Donating to kids in Africa (who can't do anything) is way different than allowing homeless people (adults who are physically able to work) to live their lazy life or keep staying high/drunk.
While some might just be lazy, a lot of people are on the streets because they’re disabled or have mental issues, can’t get treatment because they don’t have insurance, can’t get insurance because they don’t have a job, and can’t get a job because they are not healthy. See the issue?
You get in a deadlock if your conditions are originally set wrong. A physically able person to work must work. There's no excuse. If the person is physically ill that's a different conversation and I've never seen a physically ill homeless. 90% of the homeless I'm seeing every day in Seattle are drunk/high and have very high ego/attitude.
It's a very touchy subject, you don't want the streets to be homeless inviting, but still humane to those who had to.
Because these homeless don’t need compassion. They’re addicts who sell their house and get on drugs the moment you give them one. They have mental and attitude problems. Clearly you haven’t spoken to these so called homeless people and you naively think they need money and help. They need institutionalization into mental treatment centers, that’s what they need.
Addiction might be a disease, but a disease that people create for themselves. A person who was born with a defect or got a defect in an accident that he wasn't guilty in, is way different than a person who burns his money in a game that will eventually be called a disease.
I feel bad for them just like I feel bad for anyone who's made wrong decisions in life. That doesn't mean I (or the rest of the world) haven't. But there's a difference between a person who learns from his mistakes and a person who doesn't even admit it. And I have talked to several of them. My whole comment here was based on those conversations.

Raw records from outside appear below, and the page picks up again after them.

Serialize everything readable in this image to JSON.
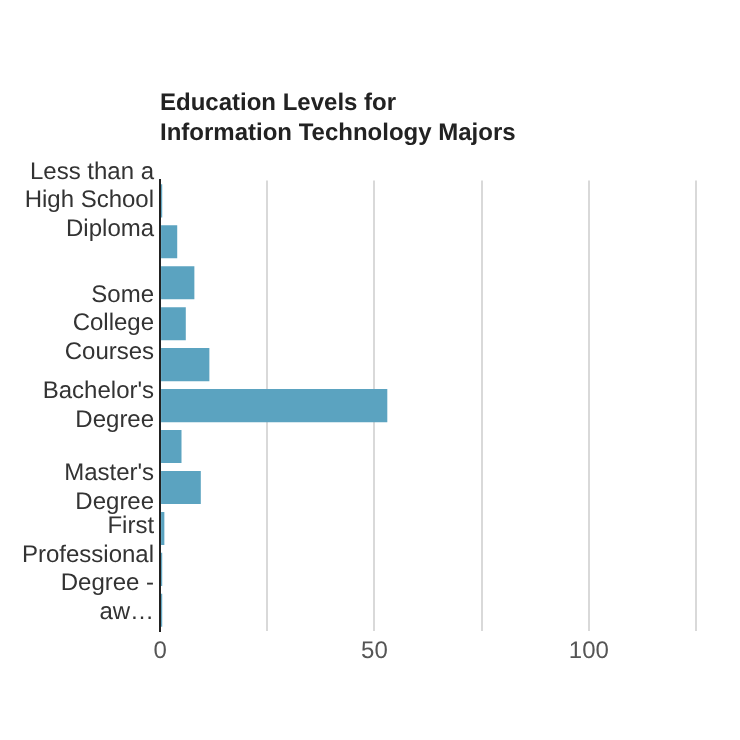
{
  "chart_data": {
    "type": "bar",
    "orientation": "horizontal",
    "title": "Education Levels for Information Technology Majors",
    "categories": [
      "Less than a High School Diploma",
      null,
      null,
      "Some College Courses",
      null,
      "Bachelor's Degree",
      null,
      "Master's Degree",
      null,
      "First Professional Degree - aw…",
      null
    ],
    "values": [
      0.5,
      4,
      8,
      6,
      11.5,
      53,
      5,
      9.5,
      1,
      0.5,
      0.5
    ],
    "color": "#5ba3c0",
    "xlim": [
      0,
      125
    ],
    "xticks": [
      0,
      {
        "value": 25,
        "label": null
      },
      50,
      {
        "value": 75,
        "label": null
      },
      100,
      {
        "value": 125,
        "label": null
      }
    ],
    "grid": "x",
    "legend": false
  }
}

Fallacy of relative privation. Bill gates can solve whatever problem he wants. There are plenty of problems in the world and more than one person is solving problems at any given time
Did you interview at the dmv or king county court on 4th. Aligns with the description.
I decided to walk out of my hotel to see the impact of these things at 11:30 PM. I saw homeless people sitting on the bench and trying to sleep sitting upright. They could have easily lay down if the government had not spend thousands of dollars in expensive steel dividers? ( 2 per bench). Why?
Welcome to America! 🇺🇸
There is a very nice channel on YouTube which interviews homeless people called "Invisible People"
Check out HostileArchitecture on Reddit.